“This isn’t your watch, Lieutenant,” says Crozier, hearing the whip-crack in his voice again.
“Aye, aye, sir. I mean, no, sir. I mean, the captain is correct, sir. I mean…” Irving clamps his mouth shut again, but the effect is ruined somewhat by the chattering of his teeth. In this cold, teeth can shatter after two or three hours – actually explode – sending shrapnel of bone and enamel flying inside the cavern of one’s clenched jaws. Sometimes, Crozier knows from experience, you can hear the enamel cracking just before the teeth explode.
“Why are you still out here, John?”
Irving tries to blink, but his eyelids are literally frozen open. “You ordered me to watch over our guest… to look out for… to take care of Silence, Captain.”

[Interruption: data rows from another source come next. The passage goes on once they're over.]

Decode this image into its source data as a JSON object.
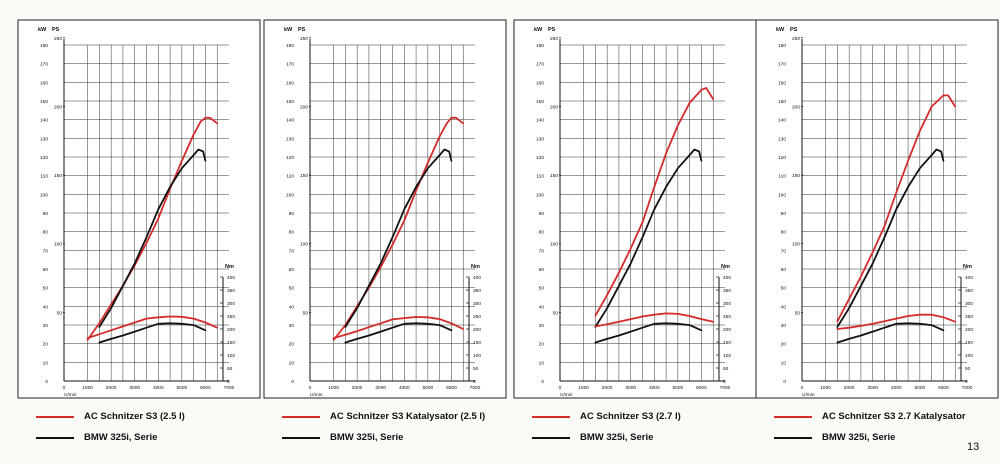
{
  "page_number": "13",
  "colors": {
    "tuned": "#d42b2b",
    "series": "#111111",
    "grid": "#333333"
  },
  "chart_data": [
    {
      "type": "line",
      "legend": [
        "AC Schnitzer S3 (2.5 l)",
        "BMW 325i, Serie"
      ],
      "series": [
        {
          "name": "AC Schnitzer S3 (2.5 l)",
          "color": "#d42b2b",
          "kind": "power",
          "x": [
            1000,
            1500,
            2000,
            2500,
            3000,
            3500,
            4000,
            4500,
            5000,
            5500,
            5800,
            6000,
            6200,
            6500
          ],
          "y": [
            22,
            31,
            41,
            51,
            62,
            74,
            87,
            103,
            118,
            132,
            139,
            141,
            141,
            138
          ]
        },
        {
          "name": "BMW 325i, Serie",
          "color": "#111111",
          "kind": "power",
          "x": [
            1500,
            2000,
            2500,
            3000,
            3500,
            4000,
            4500,
            5000,
            5500,
            5700,
            5900,
            6000
          ],
          "y": [
            29,
            39,
            51,
            63,
            77,
            92,
            104,
            114,
            121,
            124,
            123,
            118
          ]
        },
        {
          "name": "AC Schnitzer S3 (2.5 l)",
          "color": "#d42b2b",
          "kind": "torque",
          "x": [
            1000,
            1500,
            2000,
            2500,
            3000,
            3500,
            4000,
            4500,
            5000,
            5500,
            6000,
            6500
          ],
          "y": [
            165,
            180,
            195,
            210,
            225,
            240,
            245,
            248,
            247,
            240,
            225,
            205
          ]
        },
        {
          "name": "BMW 325i, Serie",
          "color": "#111111",
          "kind": "torque",
          "x": [
            1500,
            2000,
            2500,
            3000,
            3500,
            4000,
            4500,
            5000,
            5500,
            6000
          ],
          "y": [
            148,
            162,
            175,
            190,
            205,
            220,
            222,
            220,
            215,
            195
          ]
        }
      ]
    },
    {
      "type": "line",
      "legend": [
        "AC Schnitzer S3 Katalysator (2.5 l)",
        "BMW 325i, Serie"
      ],
      "series": [
        {
          "name": "AC Schnitzer S3 Katalysator (2.5 l)",
          "color": "#d42b2b",
          "kind": "power",
          "x": [
            1000,
            1500,
            2000,
            2500,
            3000,
            3500,
            4000,
            4500,
            5000,
            5500,
            5800,
            6000,
            6200,
            6500
          ],
          "y": [
            22,
            30,
            40,
            50,
            61,
            73,
            86,
            102,
            117,
            131,
            138,
            141,
            141,
            138
          ]
        },
        {
          "name": "BMW 325i, Serie",
          "color": "#111111",
          "kind": "power",
          "x": [
            1500,
            2000,
            2500,
            3000,
            3500,
            4000,
            4500,
            5000,
            5500,
            5700,
            5900,
            6000
          ],
          "y": [
            29,
            39,
            51,
            63,
            77,
            92,
            104,
            114,
            121,
            124,
            123,
            118
          ]
        },
        {
          "name": "AC Schnitzer S3 Katalysator (2.5 l)",
          "color": "#d42b2b",
          "kind": "torque",
          "x": [
            1000,
            1500,
            2000,
            2500,
            3000,
            3500,
            4000,
            4500,
            5000,
            5500,
            6000,
            6500
          ],
          "y": [
            165,
            178,
            192,
            207,
            222,
            237,
            242,
            246,
            245,
            238,
            222,
            200
          ]
        },
        {
          "name": "BMW 325i, Serie",
          "color": "#111111",
          "kind": "torque",
          "x": [
            1500,
            2000,
            2500,
            3000,
            3500,
            4000,
            4500,
            5000,
            5500,
            6000
          ],
          "y": [
            148,
            162,
            175,
            190,
            205,
            220,
            222,
            220,
            215,
            195
          ]
        }
      ]
    },
    {
      "type": "line",
      "legend": [
        "AC Schnitzer S3 (2.7 l)",
        "BMW 325i, Serie"
      ],
      "series": [
        {
          "name": "AC Schnitzer S3 (2.7 l)",
          "color": "#d42b2b",
          "kind": "power",
          "x": [
            1500,
            2000,
            2500,
            3000,
            3500,
            4000,
            4500,
            5000,
            5500,
            6000,
            6200,
            6500
          ],
          "y": [
            35,
            46,
            58,
            71,
            85,
            104,
            122,
            137,
            149,
            156,
            157,
            151
          ]
        },
        {
          "name": "BMW 325i, Serie",
          "color": "#111111",
          "kind": "power",
          "x": [
            1500,
            2000,
            2500,
            3000,
            3500,
            4000,
            4500,
            5000,
            5500,
            5700,
            5900,
            6000
          ],
          "y": [
            29,
            39,
            51,
            63,
            77,
            92,
            104,
            114,
            121,
            124,
            123,
            118
          ]
        },
        {
          "name": "AC Schnitzer S3 (2.7 l)",
          "color": "#d42b2b",
          "kind": "torque",
          "x": [
            1500,
            2000,
            2500,
            3000,
            3500,
            4000,
            4500,
            5000,
            5500,
            6000,
            6500
          ],
          "y": [
            210,
            218,
            228,
            238,
            248,
            255,
            260,
            258,
            250,
            238,
            228
          ]
        },
        {
          "name": "BMW 325i, Serie",
          "color": "#111111",
          "kind": "torque",
          "x": [
            1500,
            2000,
            2500,
            3000,
            3500,
            4000,
            4500,
            5000,
            5500,
            6000
          ],
          "y": [
            148,
            162,
            175,
            190,
            205,
            220,
            222,
            220,
            215,
            195
          ]
        }
      ]
    },
    {
      "type": "line",
      "legend": [
        "AC Schnitzer S3 2.7 Katalysator",
        "BMW 325i, Serie"
      ],
      "series": [
        {
          "name": "AC Schnitzer S3 2.7 Katalysator",
          "color": "#d42b2b",
          "kind": "power",
          "x": [
            1500,
            2000,
            2500,
            3000,
            3500,
            4000,
            4500,
            5000,
            5500,
            6000,
            6200,
            6500
          ],
          "y": [
            32,
            44,
            56,
            69,
            83,
            101,
            118,
            134,
            147,
            153,
            153,
            147
          ]
        },
        {
          "name": "BMW 325i, Serie",
          "color": "#111111",
          "kind": "power",
          "x": [
            1500,
            2000,
            2500,
            3000,
            3500,
            4000,
            4500,
            5000,
            5500,
            5700,
            5900,
            6000
          ],
          "y": [
            29,
            39,
            51,
            63,
            77,
            92,
            104,
            114,
            121,
            124,
            123,
            118
          ]
        },
        {
          "name": "AC Schnitzer S3 2.7 Katalysator",
          "color": "#d42b2b",
          "kind": "torque",
          "x": [
            1500,
            2000,
            2500,
            3000,
            3500,
            4000,
            4500,
            5000,
            5500,
            6000,
            6500
          ],
          "y": [
            200,
            205,
            212,
            220,
            230,
            240,
            250,
            255,
            255,
            245,
            228
          ]
        },
        {
          "name": "BMW 325i, Serie",
          "color": "#111111",
          "kind": "torque",
          "x": [
            1500,
            2000,
            2500,
            3000,
            3500,
            4000,
            4500,
            5000,
            5500,
            6000
          ],
          "y": [
            148,
            162,
            175,
            190,
            205,
            220,
            222,
            220,
            215,
            195
          ]
        }
      ]
    }
  ],
  "axes": {
    "kw_label": "kW",
    "ps_label": "PS",
    "nm_label": "Nm",
    "x_label": "U/min",
    "kw_ticks": [
      "0",
      "10",
      "20",
      "30",
      "40",
      "50",
      "60",
      "70",
      "80",
      "90",
      "100",
      "110",
      "120",
      "130",
      "140",
      "150",
      "160",
      "170",
      "180"
    ],
    "ps_ticks": [
      "50",
      "100",
      "150",
      "200",
      "250"
    ],
    "nm_ticks": [
      "0",
      "50",
      "100",
      "150",
      "200",
      "250",
      "300",
      "350",
      "400"
    ],
    "x_ticks": [
      "0",
      "1000",
      "2000",
      "3000",
      "4000",
      "5000",
      "6000",
      "7000"
    ],
    "kw_range": [
      0,
      180
    ],
    "nm_range": [
      0,
      400
    ],
    "x_range": [
      0,
      7000
    ]
  }
}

Crozier’s sigh emerges as ice crystals that hang in the air for a second and then fall to the deck like so many minuscule diamonds. “I didn’t mean every minute, Lieutenant. I told you to watch her, report to me on what she does, to keep her out of mischief and harm’s way on the ship, and to see that none of the men do anything to… compromise her. Do you think she’s in danger of being compromised out here on deck, Lieutenant?”
“No, Captain.” Irving ’s sentence sounds more like a question than an answer.

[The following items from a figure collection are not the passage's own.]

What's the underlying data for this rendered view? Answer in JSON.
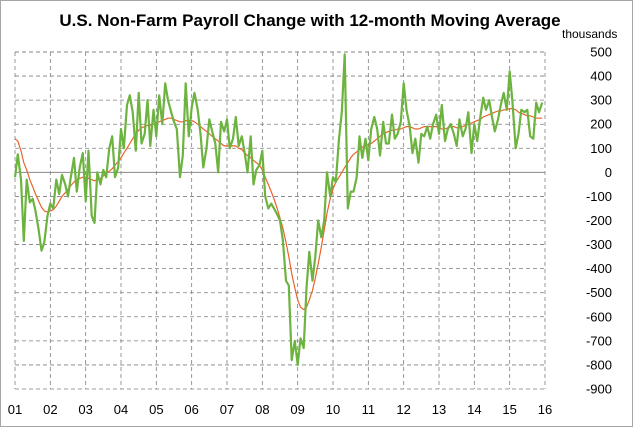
{
  "chart_data": {
    "type": "line",
    "title": "U.S. Non-Farm Payroll Change  with 12-month Moving Average",
    "unit_label": "thousands",
    "xlabel": "",
    "ylabel": "",
    "ylim": [
      -900,
      500
    ],
    "y_ticks": [
      500,
      400,
      300,
      200,
      100,
      0,
      -100,
      -200,
      -300,
      -400,
      -500,
      -600,
      -700,
      -800,
      -900
    ],
    "x_tick_labels": [
      "01",
      "02",
      "03",
      "04",
      "05",
      "06",
      "07",
      "08",
      "09",
      "10",
      "11",
      "12",
      "13",
      "14",
      "15",
      "16"
    ],
    "x_range_years": [
      2001,
      2016
    ],
    "grid": {
      "horizontal": "dashed",
      "vertical": "dashed"
    },
    "colors": {
      "monthly": "#6db33f",
      "moving_average": "#e8632b",
      "zero_line": "#888888",
      "grid": "#7f7f7f",
      "frame": "#a6a6a6"
    },
    "series": [
      {
        "role": "monthly",
        "x": [
          2001.0,
          2001.08,
          2001.17,
          2001.25,
          2001.33,
          2001.42,
          2001.5,
          2001.58,
          2001.67,
          2001.75,
          2001.83,
          2001.92,
          2002.0,
          2002.08,
          2002.17,
          2002.25,
          2002.33,
          2002.42,
          2002.5,
          2002.58,
          2002.67,
          2002.75,
          2002.83,
          2002.92,
          2003.0,
          2003.08,
          2003.17,
          2003.25,
          2003.33,
          2003.42,
          2003.5,
          2003.58,
          2003.67,
          2003.75,
          2003.83,
          2003.92,
          2004.0,
          2004.08,
          2004.17,
          2004.25,
          2004.33,
          2004.42,
          2004.5,
          2004.58,
          2004.67,
          2004.75,
          2004.83,
          2004.92,
          2005.0,
          2005.08,
          2005.17,
          2005.25,
          2005.33,
          2005.42,
          2005.5,
          2005.58,
          2005.67,
          2005.75,
          2005.83,
          2005.92,
          2006.0,
          2006.08,
          2006.17,
          2006.25,
          2006.33,
          2006.42,
          2006.5,
          2006.58,
          2006.67,
          2006.75,
          2006.83,
          2006.92,
          2007.0,
          2007.08,
          2007.17,
          2007.25,
          2007.33,
          2007.42,
          2007.5,
          2007.58,
          2007.67,
          2007.75,
          2007.83,
          2007.92,
          2008.0,
          2008.08,
          2008.17,
          2008.25,
          2008.33,
          2008.42,
          2008.5,
          2008.58,
          2008.67,
          2008.75,
          2008.83,
          2008.92,
          2009.0,
          2009.08,
          2009.17,
          2009.25,
          2009.33,
          2009.42,
          2009.5,
          2009.58,
          2009.67,
          2009.75,
          2009.83,
          2009.92,
          2010.0,
          2010.08,
          2010.17,
          2010.25,
          2010.33,
          2010.42,
          2010.5,
          2010.58,
          2010.67,
          2010.75,
          2010.83,
          2010.92,
          2011.0,
          2011.08,
          2011.17,
          2011.25,
          2011.33,
          2011.42,
          2011.5,
          2011.58,
          2011.67,
          2011.75,
          2011.83,
          2011.92,
          2012.0,
          2012.08,
          2012.17,
          2012.25,
          2012.33,
          2012.42,
          2012.5,
          2012.58,
          2012.67,
          2012.75,
          2012.83,
          2012.92,
          2013.0,
          2013.08,
          2013.17,
          2013.25,
          2013.33,
          2013.42,
          2013.5,
          2013.58,
          2013.67,
          2013.75,
          2013.83,
          2013.92,
          2014.0,
          2014.08,
          2014.17,
          2014.25,
          2014.33,
          2014.42,
          2014.5,
          2014.58,
          2014.67,
          2014.75,
          2014.83,
          2014.92,
          2015.0,
          2015.08,
          2015.17,
          2015.25,
          2015.33,
          2015.42,
          2015.5,
          2015.58,
          2015.67,
          2015.75,
          2015.83,
          2015.92
        ],
        "y": [
          -20,
          75,
          -30,
          -285,
          -30,
          -125,
          -110,
          -160,
          -240,
          -325,
          -290,
          -180,
          -130,
          -150,
          -30,
          -90,
          -10,
          -50,
          -100,
          -20,
          60,
          -80,
          20,
          80,
          -120,
          90,
          -180,
          -210,
          0,
          -50,
          10,
          -20,
          100,
          150,
          -20,
          20,
          180,
          100,
          280,
          320,
          250,
          90,
          330,
          120,
          160,
          300,
          110,
          260,
          150,
          320,
          200,
          370,
          300,
          250,
          210,
          180,
          -20,
          70,
          370,
          150,
          270,
          330,
          260,
          160,
          20,
          100,
          220,
          170,
          120,
          0,
          210,
          170,
          220,
          100,
          140,
          230,
          110,
          150,
          80,
          0,
          150,
          -50,
          10,
          30,
          90,
          -100,
          -150,
          -130,
          -150,
          -175,
          -200,
          -280,
          -450,
          -470,
          -780,
          -700,
          -800,
          -690,
          -730,
          -480,
          -330,
          -450,
          -350,
          -200,
          -270,
          -200,
          0,
          -100,
          -20,
          -40,
          140,
          250,
          490,
          -150,
          -80,
          -80,
          -20,
          150,
          60,
          140,
          50,
          180,
          230,
          180,
          70,
          210,
          120,
          120,
          240,
          140,
          160,
          210,
          370,
          260,
          190,
          80,
          140,
          40,
          160,
          150,
          190,
          140,
          200,
          240,
          160,
          280,
          130,
          180,
          200,
          160,
          110,
          220,
          150,
          180,
          250,
          80,
          200,
          130,
          230,
          310,
          260,
          300,
          230,
          170,
          220,
          280,
          330,
          260,
          420,
          290,
          100,
          160,
          260,
          250,
          260,
          150,
          140,
          290,
          250,
          290
        ]
      },
      {
        "role": "moving_average",
        "x": [
          2001.0,
          2001.08,
          2001.17,
          2001.25,
          2001.33,
          2001.42,
          2001.5,
          2001.58,
          2001.67,
          2001.75,
          2001.83,
          2001.92,
          2002.0,
          2002.08,
          2002.17,
          2002.25,
          2002.33,
          2002.42,
          2002.5,
          2002.58,
          2002.67,
          2002.75,
          2002.83,
          2002.92,
          2003.0,
          2003.08,
          2003.17,
          2003.25,
          2003.33,
          2003.42,
          2003.5,
          2003.58,
          2003.67,
          2003.75,
          2003.83,
          2003.92,
          2004.0,
          2004.08,
          2004.17,
          2004.25,
          2004.33,
          2004.42,
          2004.5,
          2004.58,
          2004.67,
          2004.75,
          2004.83,
          2004.92,
          2005.0,
          2005.08,
          2005.17,
          2005.25,
          2005.33,
          2005.42,
          2005.5,
          2005.58,
          2005.67,
          2005.75,
          2005.83,
          2005.92,
          2006.0,
          2006.08,
          2006.17,
          2006.25,
          2006.33,
          2006.42,
          2006.5,
          2006.58,
          2006.67,
          2006.75,
          2006.83,
          2006.92,
          2007.0,
          2007.08,
          2007.17,
          2007.25,
          2007.33,
          2007.42,
          2007.5,
          2007.58,
          2007.67,
          2007.75,
          2007.83,
          2007.92,
          2008.0,
          2008.08,
          2008.17,
          2008.25,
          2008.33,
          2008.42,
          2008.5,
          2008.58,
          2008.67,
          2008.75,
          2008.83,
          2008.92,
          2009.0,
          2009.08,
          2009.17,
          2009.25,
          2009.33,
          2009.42,
          2009.5,
          2009.58,
          2009.67,
          2009.75,
          2009.83,
          2009.92,
          2010.0,
          2010.08,
          2010.17,
          2010.25,
          2010.33,
          2010.42,
          2010.5,
          2010.58,
          2010.67,
          2010.75,
          2010.83,
          2010.92,
          2011.0,
          2011.08,
          2011.17,
          2011.25,
          2011.33,
          2011.42,
          2011.5,
          2011.58,
          2011.67,
          2011.75,
          2011.83,
          2011.92,
          2012.0,
          2012.08,
          2012.17,
          2012.25,
          2012.33,
          2012.42,
          2012.5,
          2012.58,
          2012.67,
          2012.75,
          2012.83,
          2012.92,
          2013.0,
          2013.08,
          2013.17,
          2013.25,
          2013.33,
          2013.42,
          2013.5,
          2013.58,
          2013.67,
          2013.75,
          2013.83,
          2013.92,
          2014.0,
          2014.08,
          2014.17,
          2014.25,
          2014.33,
          2014.42,
          2014.5,
          2014.58,
          2014.67,
          2014.75,
          2014.83,
          2014.92,
          2015.0,
          2015.08,
          2015.17,
          2015.25,
          2015.33,
          2015.42,
          2015.5,
          2015.58,
          2015.67,
          2015.75,
          2015.83,
          2015.92
        ],
        "y": [
          140,
          130,
          90,
          40,
          10,
          -30,
          -60,
          -90,
          -120,
          -145,
          -160,
          -165,
          -160,
          -155,
          -140,
          -120,
          -100,
          -85,
          -70,
          -55,
          -40,
          -30,
          -25,
          -20,
          -20,
          -25,
          -30,
          -35,
          -30,
          -25,
          -15,
          -5,
          5,
          15,
          30,
          45,
          60,
          80,
          100,
          120,
          140,
          160,
          175,
          185,
          190,
          195,
          195,
          200,
          205,
          210,
          215,
          220,
          225,
          225,
          220,
          215,
          210,
          210,
          215,
          215,
          215,
          210,
          200,
          190,
          180,
          170,
          160,
          150,
          140,
          130,
          120,
          110,
          110,
          110,
          110,
          110,
          100,
          95,
          80,
          70,
          60,
          50,
          40,
          30,
          10,
          -20,
          -50,
          -80,
          -110,
          -150,
          -190,
          -230,
          -290,
          -350,
          -420,
          -480,
          -530,
          -560,
          -570,
          -560,
          -530,
          -490,
          -440,
          -380,
          -310,
          -240,
          -170,
          -110,
          -70,
          -40,
          -20,
          0,
          20,
          40,
          60,
          75,
          85,
          95,
          105,
          110,
          115,
          120,
          130,
          140,
          150,
          160,
          165,
          170,
          175,
          175,
          180,
          180,
          185,
          190,
          190,
          185,
          180,
          180,
          185,
          190,
          190,
          190,
          190,
          190,
          185,
          180,
          180,
          185,
          190,
          190,
          185,
          185,
          190,
          195,
          200,
          205,
          210,
          215,
          220,
          230,
          235,
          240,
          245,
          250,
          255,
          255,
          260,
          260,
          265,
          265,
          260,
          250,
          245,
          240,
          235,
          235,
          230,
          225,
          225,
          225
        ]
      }
    ]
  }
}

“Do you know how long it takes for exposed flesh to freeze out here, Lieutenant?”
“No, Captain. I mean, yes, Captain. Rather quickly, sir, I think.”
“You should know, Lieutenant Irving. You’ve had frostbite six times already, and it’s not even officially winter yet.”
Lieutenant Irving nods dolefully.
“It takes less than a minute for an exposed finger or thumb – or any fleshy appendage – to freeze solid,” continues Crozier, who knows that this is a load of horse cobblers. It takes much longer than that at a mere fifty below, but he hopes that Irving doesn’t know this. “After that, the exposed member will snap off like an icicle,” adds Crozier.